After purchasing the dedicated AI engine, the training process will consist of the following steps:
- Set up your extraction schema. Dedicated AI engine training requires that a special schema be set up. Rossum Solution Engineers will assist you with this.
- Teach the engine how to extract specific data. Use Rossum during this pre-training stage to teach it what to extract.
- Have the engine trained. After you are finished with the pre-training stage, reach out to your technical contact at Rossum; they will manage the training of your dedicated AI engine.
- Keep using Rossum. During the engine training process, you can use Rossum to process documents as you would normally.
- Enjoy the improvements in data capture accuracy. After training is complete, Rossum will activate your dedicated AI engine for your account.

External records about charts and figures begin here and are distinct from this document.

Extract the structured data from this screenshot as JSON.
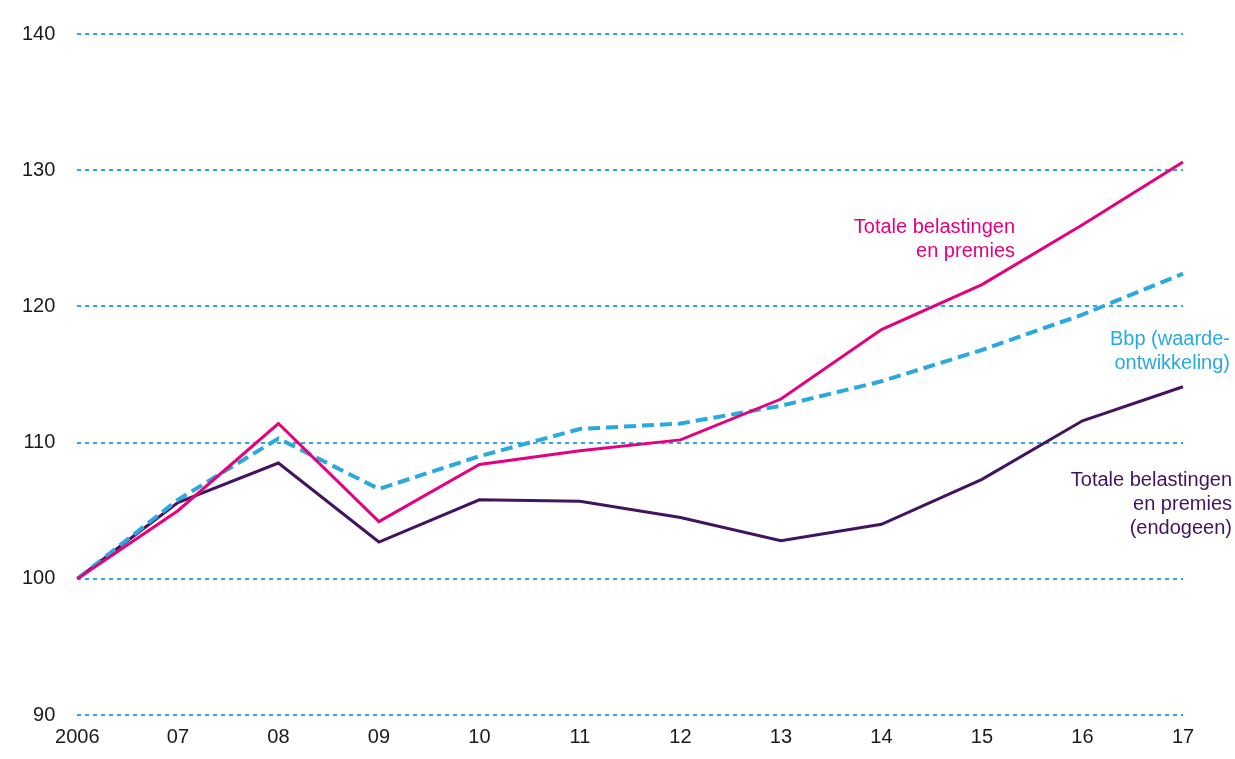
{
  "chart_data": {
    "type": "line",
    "categories": [
      "2006",
      "07",
      "08",
      "09",
      "10",
      "11",
      "12",
      "13",
      "14",
      "15",
      "16",
      "17"
    ],
    "ylim": [
      90,
      140
    ],
    "yticks": [
      90,
      100,
      110,
      120,
      130,
      140
    ],
    "grid": true,
    "series": [
      {
        "name": "Totale belastingen\nen premies",
        "color": "#e5007e",
        "line_style": "solid",
        "values": [
          100,
          105.0,
          111.4,
          104.2,
          108.4,
          109.4,
          110.2,
          113.2,
          118.3,
          121.6,
          126.0,
          130.6
        ]
      },
      {
        "name": "Bbp (waarde-\nontwikkeling)",
        "color": "#2aa9e0",
        "line_style": "dashed",
        "values": [
          100,
          105.8,
          110.3,
          106.6,
          109.0,
          111.0,
          111.4,
          112.7,
          114.5,
          116.8,
          119.4,
          122.4
        ]
      },
      {
        "name": "Totale belastingen\nen premies\n(endogeen)",
        "color": "#42145f",
        "line_style": "solid",
        "values": [
          100,
          105.6,
          108.5,
          102.7,
          105.8,
          105.7,
          104.5,
          102.8,
          104.0,
          107.3,
          111.6,
          114.1
        ]
      }
    ]
  }
}
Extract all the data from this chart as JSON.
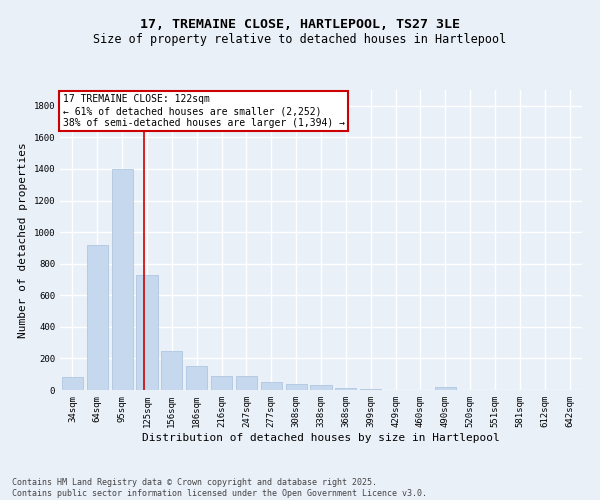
{
  "title1": "17, TREMAINE CLOSE, HARTLEPOOL, TS27 3LE",
  "title2": "Size of property relative to detached houses in Hartlepool",
  "xlabel": "Distribution of detached houses by size in Hartlepool",
  "ylabel": "Number of detached properties",
  "categories": [
    "34sqm",
    "64sqm",
    "95sqm",
    "125sqm",
    "156sqm",
    "186sqm",
    "216sqm",
    "247sqm",
    "277sqm",
    "308sqm",
    "338sqm",
    "368sqm",
    "399sqm",
    "429sqm",
    "460sqm",
    "490sqm",
    "520sqm",
    "551sqm",
    "581sqm",
    "612sqm",
    "642sqm"
  ],
  "values": [
    85,
    920,
    1400,
    730,
    248,
    150,
    90,
    90,
    50,
    35,
    30,
    12,
    5,
    0,
    0,
    20,
    0,
    0,
    0,
    0,
    0
  ],
  "bar_color": "#c5d8ee",
  "bar_edgecolor": "#a8c0dd",
  "background_color": "#eaf0f8",
  "grid_color": "#ffffff",
  "property_line_x": 2.88,
  "property_label": "17 TREMAINE CLOSE: 122sqm",
  "annotation_line1": "← 61% of detached houses are smaller (2,252)",
  "annotation_line2": "38% of semi-detached houses are larger (1,394) →",
  "annotation_box_facecolor": "#ffffff",
  "annotation_box_edgecolor": "#cc0000",
  "vline_color": "#cc0000",
  "ylim": [
    0,
    1900
  ],
  "yticks": [
    0,
    200,
    400,
    600,
    800,
    1000,
    1200,
    1400,
    1600,
    1800
  ],
  "footnote1": "Contains HM Land Registry data © Crown copyright and database right 2025.",
  "footnote2": "Contains public sector information licensed under the Open Government Licence v3.0.",
  "title_fontsize": 9.5,
  "subtitle_fontsize": 8.5,
  "tick_fontsize": 6.5,
  "ylabel_fontsize": 8,
  "xlabel_fontsize": 8,
  "annotation_fontsize": 7,
  "footnote_fontsize": 6
}
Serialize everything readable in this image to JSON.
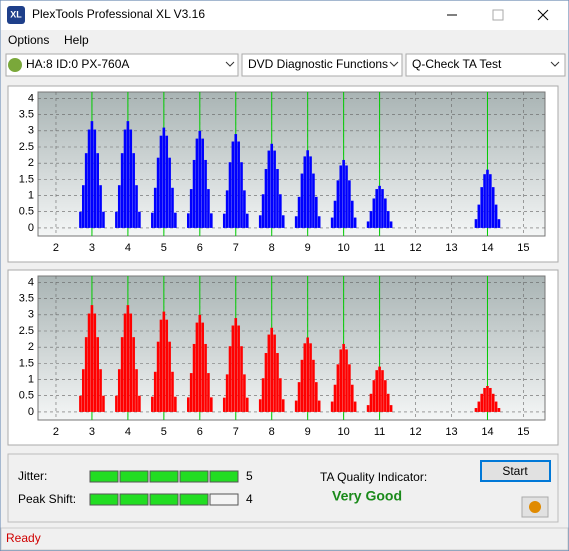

During your subscription period the dedicated AI engine can be periodically trained from your annotations to ensure continuous improvement over time. Read more about continuous engine updates.
How your data is used to train the dedicated AI engine
The total number of documents in a dataset is split into a training set (~80%) and a test set (~20%). The test set is used as a control of the trained engine. Those are documents that the newly trained dedicated engine has not seen before.
The reason for separating the dataset into two subsets is that, in general, it is bad practice in machine learning to use the same set of documents both for training and evaluation. This could lead to more optimistic numbers as you would be evaluating the engine’s performance on the same data that you have used for training.
The training/test set division is not exact. Documents are selected into training and evaluation splits randomly by an algorithm. If documents are added to the datasets later, the initial training and evaluation splits will come from the new training and assessment splits. This is important to get consistent results between two consecutive DE training periods.